É preciso repensar a abordagem geográfica da comunicação
As noções de Comunicação Interna e Externa valem para um tempo de territorialidades reconfiguradas, de fronteiras diluidas, diante de novos modos de pensar/fazer comunicação? Na tese de doutorado que acabo de concluir, entre outras reflexões, me propus a (re)pensar a abordagem geográfica que há muito tempo é utilizada para distinguir dimensões da comunicação organizacional e que, a meu ver, já não dão conta dos sentidos e contornos que assumem na realidade.
A exemplo do que ocorreu com a noção de públicos, repensada no final dos anos 90 e início dos anos 2000, diante da não suficiência do critério geográfico diante da complexidade das relações que se estabelecem entre organizações e seus interlocutores, a Comunicação Organizacional também enfrenta o impasse da perspectiva que a classifica a partir da sua atuação interna ou externa, tampouco suficiente para dar conta das dimensões complexas que envolvem a comunicação no universo organizacional.
De certo modo, é natural que tenhamos herdado a abordagem geográfica, uma vez que a gestão e as teorias organizacionais também se pautavam nessa perspectiva. Os lugares e ambientes na Era Pré-Eletrônica eram definidos por suas fronteiras físicas e experienciais e as situações eram determinadas por onde e quando ocorriam (ou não) e por quem estava (ou não) presente. Foi uma perspectiva adequada se considerarmos seu tempo, um momento histórico-social-cultural analógico, de territórios mais estáticos, de fronteiras espaciais e temporais delimitadas e concretas, em alguns níveis até intransponíveis. Período em que se acreditava ser possível exercer certo controle sobre o que ocorria “dentro” e/ou “fora”, e delimitar com mais clareza os limites do que era considerado “interno” ou “externo”.
Contudo, a perspectiva/abordagem geográfica se esvazia num tempo de ubiquidade e onipresença. Espaços ubíquos, hiperconectados, hiperlugares, os múltiplos espaços que nos rodeiam e onde nos encontramos imersos, desafiam os sentidos de localização, permanência e as noções clássicas do que se compreende por interno e externo, na medida em que, num contexto de fronteiras diluídas, já não é possível ‘encerrar’ nessa aparente dualidade geográfica dimensões como públicos e comunicação. Se a ubiquidade e a onipresença marcam nosso tempo, como garantir que os sentidos de um diálogo permaneçam delimitados a um determinado espaço geográfico, se nem mesmo os sujeitos estão neles restritos?

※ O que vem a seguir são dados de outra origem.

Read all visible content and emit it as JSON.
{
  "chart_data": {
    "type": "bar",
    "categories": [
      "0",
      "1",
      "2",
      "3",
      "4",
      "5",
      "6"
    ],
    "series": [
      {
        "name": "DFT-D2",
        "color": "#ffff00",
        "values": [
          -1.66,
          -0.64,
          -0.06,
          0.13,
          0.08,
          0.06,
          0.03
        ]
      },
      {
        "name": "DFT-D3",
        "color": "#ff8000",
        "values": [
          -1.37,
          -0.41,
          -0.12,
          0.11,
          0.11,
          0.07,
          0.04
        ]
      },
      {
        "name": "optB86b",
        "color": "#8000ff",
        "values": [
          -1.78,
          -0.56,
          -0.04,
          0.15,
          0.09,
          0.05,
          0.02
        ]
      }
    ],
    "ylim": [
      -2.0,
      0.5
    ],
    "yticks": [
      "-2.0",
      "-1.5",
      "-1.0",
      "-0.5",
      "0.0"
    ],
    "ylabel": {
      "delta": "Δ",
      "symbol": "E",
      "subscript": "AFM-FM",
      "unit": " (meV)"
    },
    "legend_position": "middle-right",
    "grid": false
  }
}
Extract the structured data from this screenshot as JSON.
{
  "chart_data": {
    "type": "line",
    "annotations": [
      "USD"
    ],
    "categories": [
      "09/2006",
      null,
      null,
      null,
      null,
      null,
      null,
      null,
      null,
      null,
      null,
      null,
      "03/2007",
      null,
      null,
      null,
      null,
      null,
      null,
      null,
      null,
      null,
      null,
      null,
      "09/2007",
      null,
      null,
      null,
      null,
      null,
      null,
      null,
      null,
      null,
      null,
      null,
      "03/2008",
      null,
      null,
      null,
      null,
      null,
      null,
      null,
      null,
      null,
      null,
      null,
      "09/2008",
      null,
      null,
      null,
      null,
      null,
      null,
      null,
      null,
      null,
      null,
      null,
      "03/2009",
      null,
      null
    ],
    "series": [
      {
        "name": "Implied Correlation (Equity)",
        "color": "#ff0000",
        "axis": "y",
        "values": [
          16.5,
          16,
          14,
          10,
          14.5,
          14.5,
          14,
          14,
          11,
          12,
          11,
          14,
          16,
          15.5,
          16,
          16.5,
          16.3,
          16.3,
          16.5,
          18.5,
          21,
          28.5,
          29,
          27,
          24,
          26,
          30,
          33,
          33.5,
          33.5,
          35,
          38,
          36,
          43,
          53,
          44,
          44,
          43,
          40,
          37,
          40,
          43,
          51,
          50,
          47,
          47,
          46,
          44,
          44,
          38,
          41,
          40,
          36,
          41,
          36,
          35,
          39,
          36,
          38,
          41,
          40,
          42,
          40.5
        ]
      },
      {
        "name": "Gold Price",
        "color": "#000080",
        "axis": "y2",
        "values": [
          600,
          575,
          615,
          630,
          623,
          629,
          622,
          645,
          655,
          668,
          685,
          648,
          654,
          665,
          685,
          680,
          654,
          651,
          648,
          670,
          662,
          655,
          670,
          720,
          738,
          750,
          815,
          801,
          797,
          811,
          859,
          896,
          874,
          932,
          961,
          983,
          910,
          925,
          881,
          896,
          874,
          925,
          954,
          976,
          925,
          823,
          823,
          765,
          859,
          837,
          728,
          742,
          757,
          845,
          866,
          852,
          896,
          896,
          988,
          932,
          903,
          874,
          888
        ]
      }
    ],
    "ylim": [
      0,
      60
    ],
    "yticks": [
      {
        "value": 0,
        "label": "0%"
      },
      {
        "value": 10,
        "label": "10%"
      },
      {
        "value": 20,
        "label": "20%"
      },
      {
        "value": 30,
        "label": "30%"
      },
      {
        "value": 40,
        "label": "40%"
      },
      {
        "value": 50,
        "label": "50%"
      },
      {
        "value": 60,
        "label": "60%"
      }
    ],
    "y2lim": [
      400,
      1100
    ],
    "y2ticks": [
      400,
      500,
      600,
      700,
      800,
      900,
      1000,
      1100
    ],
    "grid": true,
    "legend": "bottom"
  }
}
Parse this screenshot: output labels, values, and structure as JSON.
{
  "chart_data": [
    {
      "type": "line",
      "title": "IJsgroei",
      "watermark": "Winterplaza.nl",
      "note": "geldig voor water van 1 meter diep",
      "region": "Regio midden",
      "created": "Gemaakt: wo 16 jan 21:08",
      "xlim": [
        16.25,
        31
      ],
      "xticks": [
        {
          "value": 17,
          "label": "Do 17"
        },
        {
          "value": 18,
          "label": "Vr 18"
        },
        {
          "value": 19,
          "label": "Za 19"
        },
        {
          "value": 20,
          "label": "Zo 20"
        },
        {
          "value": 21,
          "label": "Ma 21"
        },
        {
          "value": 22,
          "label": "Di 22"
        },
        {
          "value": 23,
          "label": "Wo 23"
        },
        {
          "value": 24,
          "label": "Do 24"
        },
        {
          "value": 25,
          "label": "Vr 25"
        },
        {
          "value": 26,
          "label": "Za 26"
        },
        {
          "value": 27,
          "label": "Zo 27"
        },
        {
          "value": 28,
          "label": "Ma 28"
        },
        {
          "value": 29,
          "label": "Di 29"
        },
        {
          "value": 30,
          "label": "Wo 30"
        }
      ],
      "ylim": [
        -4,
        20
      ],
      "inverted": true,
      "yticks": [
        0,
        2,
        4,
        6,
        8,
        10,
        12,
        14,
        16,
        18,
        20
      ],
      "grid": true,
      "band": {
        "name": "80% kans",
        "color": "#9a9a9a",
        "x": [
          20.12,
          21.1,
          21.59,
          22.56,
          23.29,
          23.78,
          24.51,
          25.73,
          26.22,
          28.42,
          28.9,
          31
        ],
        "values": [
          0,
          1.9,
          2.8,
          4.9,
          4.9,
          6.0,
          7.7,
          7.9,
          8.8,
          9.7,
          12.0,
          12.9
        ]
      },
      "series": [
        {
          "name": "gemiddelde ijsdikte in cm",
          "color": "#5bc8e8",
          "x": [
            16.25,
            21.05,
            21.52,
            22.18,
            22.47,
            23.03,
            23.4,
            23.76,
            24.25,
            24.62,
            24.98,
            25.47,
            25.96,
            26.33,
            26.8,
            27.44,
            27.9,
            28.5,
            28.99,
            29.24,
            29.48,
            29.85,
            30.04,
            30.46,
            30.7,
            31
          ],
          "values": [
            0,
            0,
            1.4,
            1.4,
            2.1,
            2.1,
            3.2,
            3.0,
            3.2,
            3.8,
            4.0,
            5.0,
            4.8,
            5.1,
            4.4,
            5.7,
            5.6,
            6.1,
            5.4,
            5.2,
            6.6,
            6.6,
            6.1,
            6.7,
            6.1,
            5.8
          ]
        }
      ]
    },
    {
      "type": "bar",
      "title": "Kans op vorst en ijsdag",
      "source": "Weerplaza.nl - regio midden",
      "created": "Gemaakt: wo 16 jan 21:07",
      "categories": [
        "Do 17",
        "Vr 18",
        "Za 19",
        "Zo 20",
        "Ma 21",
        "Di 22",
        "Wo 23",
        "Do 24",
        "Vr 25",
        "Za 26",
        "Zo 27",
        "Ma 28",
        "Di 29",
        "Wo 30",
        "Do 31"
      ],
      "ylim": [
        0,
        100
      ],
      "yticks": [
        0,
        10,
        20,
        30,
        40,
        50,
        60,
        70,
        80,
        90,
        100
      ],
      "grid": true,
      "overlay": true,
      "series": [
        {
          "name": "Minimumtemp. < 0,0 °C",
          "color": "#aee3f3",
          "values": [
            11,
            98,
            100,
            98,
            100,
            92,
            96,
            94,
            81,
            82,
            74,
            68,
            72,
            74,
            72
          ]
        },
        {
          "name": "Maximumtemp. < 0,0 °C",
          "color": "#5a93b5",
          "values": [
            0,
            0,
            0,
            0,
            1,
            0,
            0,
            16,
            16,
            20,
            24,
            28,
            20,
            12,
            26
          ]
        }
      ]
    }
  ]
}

Nessa perspectiva, a expressão comunicação interna pode ser considerada reducionista. A relação estabelecida entre organizações e sujeitos organizacionais não se restringe ao espaço geográfico edificado das organizações, uma vez que os vínculos são tecidos em/por comunicação entre sujeito e organização a todo momento. Além disso, a organização não se configura apenas pelo resultado do que se vive em seu universo “interno”, tampouco é um sistema articulado de partes isoladas – embora o seja algumas vezes – é um todo, complexo, contido (e em relação) em/com outros conjuntos complexos, como o bairro, a cidade, o país, o continente, o planeta.
Se o espaço, segundo Santos (2006), é resultado do conjunto de formas contendo frações da sociedade em movimento, também o espaço organizacional pode ser compreendido como um produto social que carrega frações do contexto social, econômico, político, cultural, histórico do tempo e do lugar em que se encontra. Ao compreender que não há de um lado a espécie do outro os indivíduos, de um lado as organizações do outro a sociedade, conforme defende Morin (2006, 2008), podemos dizer que não há comunicação ‘interna’ ou público ‘interno’ de um lado, e ‘externa’ do outro. Por essa perspectiva, ‘externo’ já não é o oposto de ‘interno’, uma vez que se autoinfluenciam, interferem-se, autoproduzem-se e autoeco-organizam-se.
A organização, enquanto contexto social compartilhado e realidade coconstruída por/em comunicação, extrapola um lócus específico e a materialidade de seus espaços físicos. Suas paredes já não são capazes de clausurar sentidos e significados, porque eles, em última instância, não estão nos ambientes e espaços organizacionais, eles estão e pertencem a nós, e estão em nós, sujeitos, pessoas. As organizações, assim como os lugares, já não estão mais contidos em sua fisicalidade (SANTAELLA, 2010), mas nas humanidades que as compõem.